With a given dose of mycophenolic acid (MPA) products, exposure to MPA is higher with Prograf co-administration than with cyclosporine co-administration because cyclosporine interrupts the enterohepatic recirculation of MPA while tacrolimus does not. Clinicians should be aware that there is also a potential for increased MPA exposure after crossover from cyclosporine to Prograf in patients concomitantly receiving MPA-containing products.

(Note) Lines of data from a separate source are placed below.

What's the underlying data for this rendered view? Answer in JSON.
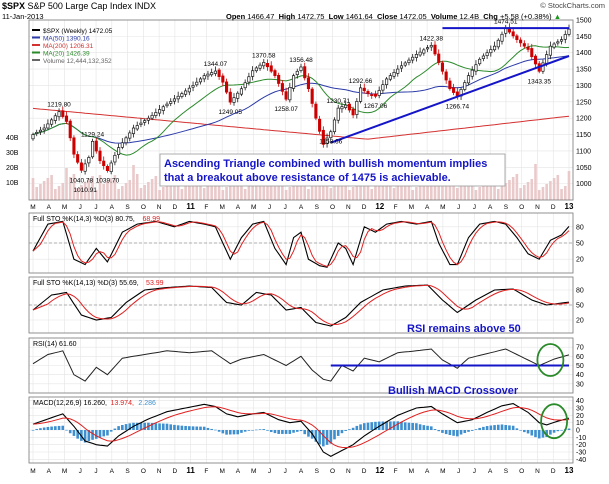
{
  "header": {
    "symbol": "$SPX",
    "name": "S&P 500 Large Cap Index",
    "exchange": "INDX",
    "date": "11-Jan-2013",
    "brand": "© StockCharts.com",
    "ohlc_label_open": "Open",
    "open": "1466.47",
    "ohlc_label_high": "High",
    "high": "1472.75",
    "ohlc_label_low": "Low",
    "low": "1461.64",
    "ohlc_label_close": "Close",
    "close": "1472.05",
    "volume_label": "Volume",
    "volume": "12.4B",
    "chg_label": "Chg",
    "chg": "+5.58 (+0.38%)",
    "up_arrow": "▲"
  },
  "legend": {
    "main": "$SPX (Weekly) 1472.05",
    "ma50": "MA(50) 1390.16",
    "ma200": "MA(200) 1206.31",
    "ma20": "MA(20) 1426.39",
    "volume": "Volume 12,444,132,352"
  },
  "colors": {
    "up": "#1a1a1a",
    "down": "#cc0000",
    "ma20": "#2a8a2a",
    "ma50": "#2b3ba8",
    "ma200": "#d43030",
    "trend": "#1515c8",
    "annot": "#1515c8",
    "circle": "#2a8a2a",
    "signal": "#e02020",
    "hist": "#3d8fcf",
    "grid": "#e4e4e4"
  },
  "annotations": {
    "box_line1": "Ascending Triangle combined with bullish momentum implies",
    "box_line2": "that a breakout above resistance of 1475 is achievable.",
    "rsi_note": "RSI remains above 50",
    "macd_note": "Bullish MACD Crossover"
  },
  "time_axis": {
    "labels": [
      "M",
      "A",
      "M",
      "J",
      "J",
      "A",
      "S",
      "O",
      "N",
      "D",
      "11",
      "F",
      "M",
      "A",
      "M",
      "J",
      "J",
      "A",
      "S",
      "O",
      "N",
      "D",
      "12",
      "F",
      "M",
      "A",
      "M",
      "J",
      "J",
      "A",
      "S",
      "O",
      "N",
      "D",
      "13"
    ]
  },
  "chart_data": [
    {
      "type": "candlestick",
      "title": "$SPX (Weekly)",
      "ylim": [
        950,
        1500
      ],
      "yticks": [
        1000,
        1050,
        1100,
        1150,
        1200,
        1250,
        1300,
        1350,
        1400,
        1450,
        1500
      ],
      "volume_ticks": [
        "40B",
        "30B",
        "20B",
        "10B"
      ],
      "price_anchors": [
        [
          0,
          1150
        ],
        [
          3,
          1170
        ],
        [
          7,
          1219.8
        ],
        [
          9,
          1190
        ],
        [
          11,
          1090
        ],
        [
          13,
          1040.78
        ],
        [
          15,
          1080
        ],
        [
          16,
          1129.24
        ],
        [
          18,
          1070
        ],
        [
          20,
          1039.7
        ],
        [
          23,
          1110
        ],
        [
          27,
          1170
        ],
        [
          31,
          1200
        ],
        [
          35,
          1235
        ],
        [
          40,
          1275
        ],
        [
          43,
          1300
        ],
        [
          46,
          1330
        ],
        [
          49,
          1344.07
        ],
        [
          51,
          1310
        ],
        [
          53,
          1249.05
        ],
        [
          56,
          1290
        ],
        [
          59,
          1345
        ],
        [
          62,
          1370.58
        ],
        [
          65,
          1330
        ],
        [
          68,
          1258.07
        ],
        [
          70,
          1330
        ],
        [
          72,
          1356.48
        ],
        [
          74,
          1290
        ],
        [
          76,
          1200
        ],
        [
          78,
          1120
        ],
        [
          80,
          1158.66
        ],
        [
          82,
          1230.71
        ],
        [
          84,
          1240
        ],
        [
          86,
          1210
        ],
        [
          88,
          1292.66
        ],
        [
          90,
          1275
        ],
        [
          92,
          1267.06
        ],
        [
          95,
          1320
        ],
        [
          99,
          1360
        ],
        [
          103,
          1395
        ],
        [
          107,
          1422.38
        ],
        [
          109,
          1370
        ],
        [
          112,
          1290
        ],
        [
          114,
          1266.74
        ],
        [
          117,
          1330
        ],
        [
          120,
          1380
        ],
        [
          124,
          1420
        ],
        [
          127,
          1474.51
        ],
        [
          130,
          1440
        ],
        [
          133,
          1410
        ],
        [
          136,
          1343.35
        ],
        [
          139,
          1420
        ],
        [
          142,
          1440
        ],
        [
          144,
          1472.05
        ]
      ],
      "labels": [
        {
          "i": 7,
          "value": "1219.80"
        },
        {
          "i": 16,
          "value": "1129.24"
        },
        {
          "i": 13,
          "value": "1040.78"
        },
        {
          "i": 14,
          "value": "1010.91"
        },
        {
          "i": 20,
          "value": "1039.70"
        },
        {
          "i": 49,
          "value": "1344.07"
        },
        {
          "i": 53,
          "value": "1249.05"
        },
        {
          "i": 62,
          "value": "1370.58"
        },
        {
          "i": 68,
          "value": "1258.07"
        },
        {
          "i": 72,
          "value": "1356.48"
        },
        {
          "i": 82,
          "value": "1230.71"
        },
        {
          "i": 80,
          "value": "1158.66"
        },
        {
          "i": 88,
          "value": "1292.66"
        },
        {
          "i": 92,
          "value": "1267.06"
        },
        {
          "i": 107,
          "value": "1422.38"
        },
        {
          "i": 114,
          "value": "1266.74"
        },
        {
          "i": 127,
          "value": "1474.51"
        },
        {
          "i": 136,
          "value": "1343.35"
        }
      ],
      "resistance": 1475,
      "support_trendline": [
        [
          80,
          1125
        ],
        [
          144,
          1390
        ]
      ]
    },
    {
      "type": "line",
      "title": "Full STO %K(14,3) %D(3) 80.75, 68.99",
      "label_main": "Full STO %K(14,3) %D(3) 80.75,",
      "label_sig": "68.99",
      "ylim": [
        0,
        100
      ],
      "yticks": [
        80,
        50,
        20
      ],
      "k_anchors": [
        [
          0,
          35
        ],
        [
          4,
          85
        ],
        [
          8,
          90
        ],
        [
          11,
          20
        ],
        [
          14,
          10
        ],
        [
          17,
          40
        ],
        [
          20,
          15
        ],
        [
          24,
          70
        ],
        [
          28,
          85
        ],
        [
          33,
          90
        ],
        [
          38,
          80
        ],
        [
          42,
          90
        ],
        [
          46,
          85
        ],
        [
          49,
          80
        ],
        [
          51,
          50
        ],
        [
          53,
          20
        ],
        [
          56,
          60
        ],
        [
          59,
          85
        ],
        [
          62,
          90
        ],
        [
          65,
          40
        ],
        [
          68,
          10
        ],
        [
          70,
          60
        ],
        [
          72,
          70
        ],
        [
          74,
          20
        ],
        [
          77,
          8
        ],
        [
          79,
          5
        ],
        [
          82,
          50
        ],
        [
          84,
          40
        ],
        [
          86,
          10
        ],
        [
          89,
          80
        ],
        [
          92,
          70
        ],
        [
          95,
          85
        ],
        [
          99,
          90
        ],
        [
          103,
          85
        ],
        [
          107,
          90
        ],
        [
          109,
          50
        ],
        [
          112,
          10
        ],
        [
          114,
          10
        ],
        [
          117,
          60
        ],
        [
          120,
          85
        ],
        [
          124,
          90
        ],
        [
          127,
          85
        ],
        [
          130,
          60
        ],
        [
          133,
          30
        ],
        [
          136,
          20
        ],
        [
          139,
          55
        ],
        [
          142,
          65
        ],
        [
          144,
          80.75
        ]
      ]
    },
    {
      "type": "line",
      "title": "Full STO %K(14,13) %D(3) 55.69, 53.99",
      "label_main": "Full STO %K(14,13) %D(3) 55.69,",
      "label_sig": "53.99",
      "ylim": [
        0,
        100
      ],
      "yticks": [
        80,
        50,
        20
      ],
      "k_anchors": [
        [
          0,
          40
        ],
        [
          5,
          70
        ],
        [
          9,
          75
        ],
        [
          13,
          30
        ],
        [
          17,
          20
        ],
        [
          21,
          25
        ],
        [
          25,
          55
        ],
        [
          30,
          80
        ],
        [
          36,
          85
        ],
        [
          42,
          88
        ],
        [
          48,
          85
        ],
        [
          52,
          55
        ],
        [
          56,
          50
        ],
        [
          60,
          75
        ],
        [
          64,
          70
        ],
        [
          68,
          40
        ],
        [
          72,
          45
        ],
        [
          76,
          15
        ],
        [
          80,
          8
        ],
        [
          84,
          25
        ],
        [
          88,
          55
        ],
        [
          94,
          80
        ],
        [
          100,
          88
        ],
        [
          106,
          90
        ],
        [
          110,
          60
        ],
        [
          114,
          35
        ],
        [
          119,
          60
        ],
        [
          124,
          80
        ],
        [
          129,
          82
        ],
        [
          134,
          60
        ],
        [
          138,
          50
        ],
        [
          142,
          54
        ],
        [
          144,
          55.69
        ]
      ]
    },
    {
      "type": "line",
      "title": "RSI(14) 61.60",
      "label_main": "RSI(14) 61.60",
      "ylim": [
        20,
        80
      ],
      "yticks": [
        70,
        60,
        50,
        40,
        30
      ],
      "baseline": 50,
      "anchors": [
        [
          0,
          52
        ],
        [
          4,
          62
        ],
        [
          8,
          66
        ],
        [
          11,
          40
        ],
        [
          14,
          33
        ],
        [
          17,
          48
        ],
        [
          20,
          40
        ],
        [
          24,
          58
        ],
        [
          30,
          62
        ],
        [
          36,
          66
        ],
        [
          42,
          64
        ],
        [
          48,
          66
        ],
        [
          53,
          52
        ],
        [
          56,
          57
        ],
        [
          62,
          62
        ],
        [
          68,
          50
        ],
        [
          72,
          60
        ],
        [
          75,
          45
        ],
        [
          78,
          35
        ],
        [
          80,
          33
        ],
        [
          83,
          50
        ],
        [
          86,
          44
        ],
        [
          89,
          58
        ],
        [
          93,
          54
        ],
        [
          98,
          64
        ],
        [
          103,
          66
        ],
        [
          107,
          68
        ],
        [
          110,
          56
        ],
        [
          114,
          47
        ],
        [
          117,
          58
        ],
        [
          122,
          63
        ],
        [
          127,
          68
        ],
        [
          131,
          60
        ],
        [
          136,
          50
        ],
        [
          140,
          57
        ],
        [
          144,
          61.6
        ]
      ]
    },
    {
      "type": "macd",
      "title": "MACD(12,26,9) 16.260, 13.974, 2.286",
      "label_main": "MACD(12,26,9) 16.260,",
      "label_sig": "13.974,",
      "label_hist": "2.286",
      "ylim": [
        -45,
        45
      ],
      "yticks": [
        40,
        30,
        20,
        10,
        0,
        -10,
        -20,
        -30,
        -40
      ],
      "macd_anchors": [
        [
          0,
          8
        ],
        [
          4,
          15
        ],
        [
          8,
          22
        ],
        [
          11,
          5
        ],
        [
          14,
          -15
        ],
        [
          17,
          -20
        ],
        [
          20,
          -22
        ],
        [
          23,
          -8
        ],
        [
          27,
          5
        ],
        [
          31,
          15
        ],
        [
          36,
          25
        ],
        [
          41,
          30
        ],
        [
          46,
          35
        ],
        [
          49,
          32
        ],
        [
          52,
          22
        ],
        [
          55,
          18
        ],
        [
          59,
          22
        ],
        [
          62,
          24
        ],
        [
          66,
          14
        ],
        [
          69,
          10
        ],
        [
          72,
          12
        ],
        [
          75,
          -5
        ],
        [
          78,
          -30
        ],
        [
          80,
          -36
        ],
        [
          83,
          -28
        ],
        [
          86,
          -20
        ],
        [
          89,
          -8
        ],
        [
          93,
          5
        ],
        [
          98,
          20
        ],
        [
          103,
          30
        ],
        [
          107,
          32
        ],
        [
          110,
          22
        ],
        [
          114,
          10
        ],
        [
          118,
          14
        ],
        [
          122,
          24
        ],
        [
          126,
          33
        ],
        [
          129,
          36
        ],
        [
          133,
          24
        ],
        [
          136,
          10
        ],
        [
          138,
          7
        ],
        [
          141,
          12
        ],
        [
          144,
          16.26
        ]
      ]
    }
  ]
}
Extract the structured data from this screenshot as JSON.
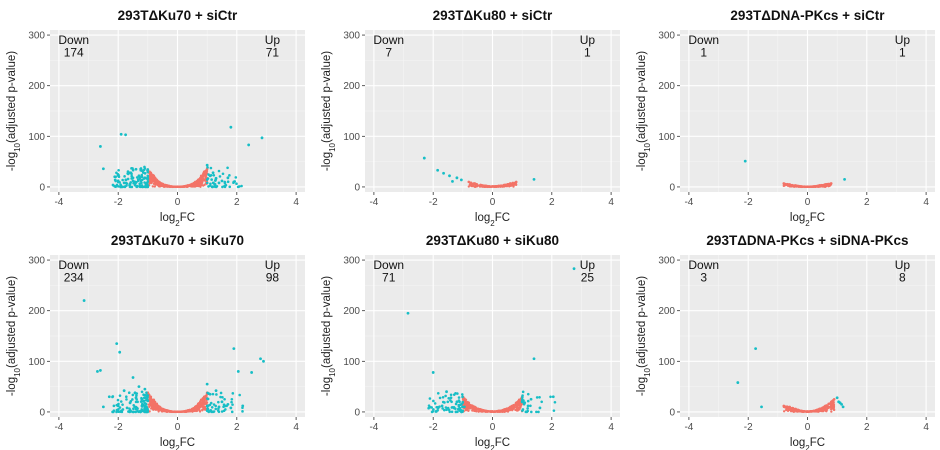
{
  "colors": {
    "up_down": "#17BEC6",
    "not_significant": "#F37367",
    "panel_bg": "#EBEBEB",
    "grid_major": "#FFFFFF",
    "grid_minor": "#F5F5F5"
  },
  "chart_data": [
    {
      "type": "scatter",
      "title": "293TΔKu70 + siCtr",
      "xlabel": "log2FC",
      "ylabel": "-log10(adjusted p-value)",
      "xlim": [
        -4.3,
        4.3
      ],
      "ylim": [
        -10,
        310
      ],
      "xticks": [
        -4,
        -2,
        0,
        2,
        4
      ],
      "yticks": [
        0,
        100,
        200,
        300
      ],
      "grid": true,
      "annotations": {
        "down_label": "Down",
        "down_count": "174",
        "up_label": "Up",
        "up_count": "71"
      },
      "series": [
        {
          "category": "significant",
          "color": "#17BEC6",
          "points": [
            [
              -2.6,
              80
            ],
            [
              -2.5,
              36
            ],
            [
              -1.9,
              104
            ],
            [
              -1.75,
              103
            ],
            [
              -1.6,
              28
            ],
            [
              -1.4,
              35
            ],
            [
              -1.3,
              22
            ],
            [
              -1.2,
              20
            ],
            [
              -1.1,
              18
            ],
            [
              -1.0,
              16
            ],
            [
              -1.5,
              12
            ],
            [
              -1.8,
              8
            ],
            [
              -2.1,
              14
            ],
            [
              -1.6,
              6
            ],
            [
              1.1,
              22
            ],
            [
              1.2,
              28
            ],
            [
              1.0,
              43
            ],
            [
              1.3,
              17
            ],
            [
              1.5,
              12
            ],
            [
              1.6,
              8
            ],
            [
              1.8,
              118
            ],
            [
              2.4,
              83
            ],
            [
              2.85,
              97
            ],
            [
              1.7,
              18
            ],
            [
              1.4,
              8
            ],
            [
              1.9,
              10
            ]
          ]
        },
        {
          "category": "not_significant",
          "color": "#F37367",
          "points": [
            [
              -1.0,
              34
            ],
            [
              -0.9,
              28
            ],
            [
              -0.8,
              22
            ],
            [
              -0.7,
              14
            ],
            [
              -0.6,
              9
            ],
            [
              -0.5,
              6
            ],
            [
              -0.35,
              3
            ],
            [
              -0.2,
              1
            ],
            [
              0,
              0.5
            ],
            [
              0.2,
              1
            ],
            [
              0.35,
              3
            ],
            [
              0.5,
              6
            ],
            [
              0.6,
              10
            ],
            [
              0.7,
              14
            ],
            [
              0.8,
              22
            ],
            [
              0.9,
              30
            ],
            [
              1.0,
              36
            ]
          ]
        }
      ]
    },
    {
      "type": "scatter",
      "title": "293TΔKu80 + siCtr",
      "xlabel": "log2FC",
      "ylabel": "-log10(adjusted p-value)",
      "xlim": [
        -4.3,
        4.3
      ],
      "ylim": [
        -10,
        310
      ],
      "xticks": [
        -4,
        -2,
        0,
        2,
        4
      ],
      "yticks": [
        0,
        100,
        200,
        300
      ],
      "grid": true,
      "annotations": {
        "down_label": "Down",
        "down_count": "7",
        "up_label": "Up",
        "up_count": "1"
      },
      "series": [
        {
          "category": "significant",
          "color": "#17BEC6",
          "points": [
            [
              -2.3,
              57
            ],
            [
              -1.85,
              33
            ],
            [
              -1.65,
              27
            ],
            [
              -1.45,
              22
            ],
            [
              -1.2,
              18
            ],
            [
              -1.05,
              14
            ],
            [
              -1.35,
              11
            ],
            [
              1.4,
              15
            ]
          ]
        },
        {
          "category": "not_significant",
          "color": "#F37367",
          "points": [
            [
              -0.8,
              10
            ],
            [
              -0.6,
              7
            ],
            [
              -0.4,
              4
            ],
            [
              -0.2,
              2
            ],
            [
              0,
              1
            ],
            [
              0.2,
              2
            ],
            [
              0.4,
              4
            ],
            [
              0.6,
              7
            ],
            [
              0.8,
              10
            ]
          ]
        }
      ]
    },
    {
      "type": "scatter",
      "title": "293TΔDNA-PKcs + siCtr",
      "xlabel": "log2FC",
      "ylabel": "-log10(adjusted p-value)",
      "xlim": [
        -4.3,
        4.3
      ],
      "ylim": [
        -10,
        310
      ],
      "xticks": [
        -4,
        -2,
        0,
        2,
        4
      ],
      "yticks": [
        0,
        100,
        200,
        300
      ],
      "grid": true,
      "annotations": {
        "down_label": "Down",
        "down_count": "1",
        "up_label": "Up",
        "up_count": "1"
      },
      "series": [
        {
          "category": "significant",
          "color": "#17BEC6",
          "points": [
            [
              -2.1,
              51
            ],
            [
              1.25,
              15
            ]
          ]
        },
        {
          "category": "not_significant",
          "color": "#F37367",
          "points": [
            [
              -0.8,
              7
            ],
            [
              -0.6,
              5
            ],
            [
              -0.4,
              3
            ],
            [
              -0.2,
              1
            ],
            [
              0,
              0.5
            ],
            [
              0.2,
              1
            ],
            [
              0.4,
              3
            ],
            [
              0.6,
              5
            ],
            [
              0.8,
              7
            ]
          ]
        }
      ]
    },
    {
      "type": "scatter",
      "title": "293TΔKu70 + siKu70",
      "xlabel": "log2FC",
      "ylabel": "-log10(adjusted p-value)",
      "xlim": [
        -4.3,
        4.3
      ],
      "ylim": [
        -10,
        310
      ],
      "xticks": [
        -4,
        -2,
        0,
        2,
        4
      ],
      "yticks": [
        0,
        100,
        200,
        300
      ],
      "grid": true,
      "annotations": {
        "down_label": "Down",
        "down_count": "234",
        "up_label": "Up",
        "up_count": "98"
      },
      "series": [
        {
          "category": "significant",
          "color": "#17BEC6",
          "points": [
            [
              -3.15,
              220
            ],
            [
              -2.05,
              135
            ],
            [
              -1.95,
              118
            ],
            [
              -2.7,
              80
            ],
            [
              -2.6,
              82
            ],
            [
              -1.5,
              68
            ],
            [
              -1.3,
              50
            ],
            [
              -1.1,
              45
            ],
            [
              -1.8,
              42
            ],
            [
              -2.3,
              30
            ],
            [
              -1.4,
              28
            ],
            [
              -1.2,
              25
            ],
            [
              -1.0,
              22
            ],
            [
              -1.6,
              18
            ],
            [
              -2.0,
              12
            ],
            [
              -1.7,
              8
            ],
            [
              -2.5,
              10
            ],
            [
              1.0,
              55
            ],
            [
              1.3,
              42
            ],
            [
              1.1,
              35
            ],
            [
              1.5,
              20
            ],
            [
              1.7,
              15
            ],
            [
              1.9,
              125
            ],
            [
              2.05,
              80
            ],
            [
              2.5,
              78
            ],
            [
              2.8,
              105
            ],
            [
              2.9,
              100
            ],
            [
              1.8,
              8
            ],
            [
              1.4,
              10
            ],
            [
              2.2,
              12
            ]
          ]
        },
        {
          "category": "not_significant",
          "color": "#F37367",
          "points": [
            [
              -1.0,
              38
            ],
            [
              -0.9,
              30
            ],
            [
              -0.8,
              24
            ],
            [
              -0.7,
              16
            ],
            [
              -0.6,
              10
            ],
            [
              -0.5,
              6
            ],
            [
              -0.35,
              3
            ],
            [
              -0.2,
              1
            ],
            [
              0,
              0.5
            ],
            [
              0.2,
              1
            ],
            [
              0.35,
              3
            ],
            [
              0.5,
              6
            ],
            [
              0.6,
              10
            ],
            [
              0.7,
              16
            ],
            [
              0.8,
              24
            ],
            [
              0.9,
              30
            ],
            [
              1.0,
              38
            ]
          ]
        }
      ]
    },
    {
      "type": "scatter",
      "title": "293TΔKu80 + siKu80",
      "xlabel": "log2FC",
      "ylabel": "-log10(adjusted p-value)",
      "xlim": [
        -4.3,
        4.3
      ],
      "ylim": [
        -10,
        310
      ],
      "xticks": [
        -4,
        -2,
        0,
        2,
        4
      ],
      "yticks": [
        0,
        100,
        200,
        300
      ],
      "grid": true,
      "annotations": {
        "down_label": "Down",
        "down_count": "71",
        "up_label": "Up",
        "up_count": "25"
      },
      "series": [
        {
          "category": "significant",
          "color": "#17BEC6",
          "points": [
            [
              -2.85,
              195
            ],
            [
              -2.0,
              78
            ],
            [
              -1.55,
              40
            ],
            [
              -1.4,
              28
            ],
            [
              -1.2,
              20
            ],
            [
              -1.05,
              15
            ],
            [
              -1.7,
              12
            ],
            [
              -1.3,
              9
            ],
            [
              -0.95,
              10
            ],
            [
              1.0,
              20
            ],
            [
              1.3,
              25
            ],
            [
              1.4,
              105
            ],
            [
              2.05,
              30
            ],
            [
              2.75,
              283
            ],
            [
              1.6,
              8
            ],
            [
              1.2,
              12
            ]
          ]
        },
        {
          "category": "not_significant",
          "color": "#F37367",
          "points": [
            [
              -1.0,
              30
            ],
            [
              -0.9,
              24
            ],
            [
              -0.8,
              18
            ],
            [
              -0.6,
              10
            ],
            [
              -0.4,
              5
            ],
            [
              -0.2,
              2
            ],
            [
              0,
              1
            ],
            [
              0.2,
              2
            ],
            [
              0.4,
              5
            ],
            [
              0.6,
              10
            ],
            [
              0.8,
              18
            ],
            [
              0.9,
              24
            ],
            [
              1.0,
              30
            ]
          ]
        }
      ]
    },
    {
      "type": "scatter",
      "title": "293TΔDNA-PKcs + siDNA-PKcs",
      "xlabel": "log2FC",
      "ylabel": "-log10(adjusted p-value)",
      "xlim": [
        -4.3,
        4.3
      ],
      "ylim": [
        -10,
        310
      ],
      "xticks": [
        -4,
        -2,
        0,
        2,
        4
      ],
      "yticks": [
        0,
        100,
        200,
        300
      ],
      "grid": true,
      "annotations": {
        "down_label": "Down",
        "down_count": "3",
        "up_label": "Up",
        "up_count": "8"
      },
      "series": [
        {
          "category": "significant",
          "color": "#17BEC6",
          "points": [
            [
              -2.35,
              58
            ],
            [
              -1.75,
              125
            ],
            [
              -1.55,
              10
            ],
            [
              1.0,
              28
            ],
            [
              1.05,
              20
            ],
            [
              1.1,
              18
            ],
            [
              1.15,
              15
            ],
            [
              1.2,
              10
            ]
          ]
        },
        {
          "category": "not_significant",
          "color": "#F37367",
          "points": [
            [
              -0.8,
              12
            ],
            [
              -0.6,
              10
            ],
            [
              -0.4,
              6
            ],
            [
              -0.2,
              2
            ],
            [
              0,
              1
            ],
            [
              0.2,
              2
            ],
            [
              0.4,
              6
            ],
            [
              0.6,
              12
            ],
            [
              0.8,
              20
            ],
            [
              0.9,
              25
            ]
          ]
        }
      ]
    }
  ]
}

Grapefruit juice inhibits CYP3A-enzymes resulting in increased tacrolimus whole blood trough concentrations, and patients should avoid eating grapefruit or drinking grapefruit juice with tacrolimus.
Since tacrolimus is metabolized mainly by CYP3A enzymes, drugs or substances known to inhibit these enzymes may increase tacrolimus whole blood concentrations. Drugs known to induce CYP3A enzymes may decrease tacrolimus whole blood concentrations. Dose adjustments may be needed along with frequent monitoring of tacrolimus whole blood trough concentrations when Prograf is administered with CYP3A inhibitors or inducers. In addition, patients should be monitored for adverse reactions including changes in renal function and QT prolongation.
Verapamil, diltiazem, nifedipine, and nicardipine inhibit CYP3A metabolism of tacrolimus and may increase tacrolimus whole blood concentrations. Monitoring of whole blood concentrations and appropriate dosage adjustments of tacrolimus are recommended when these calcium channel blocking drugs and tacrolimus are used concomitantly.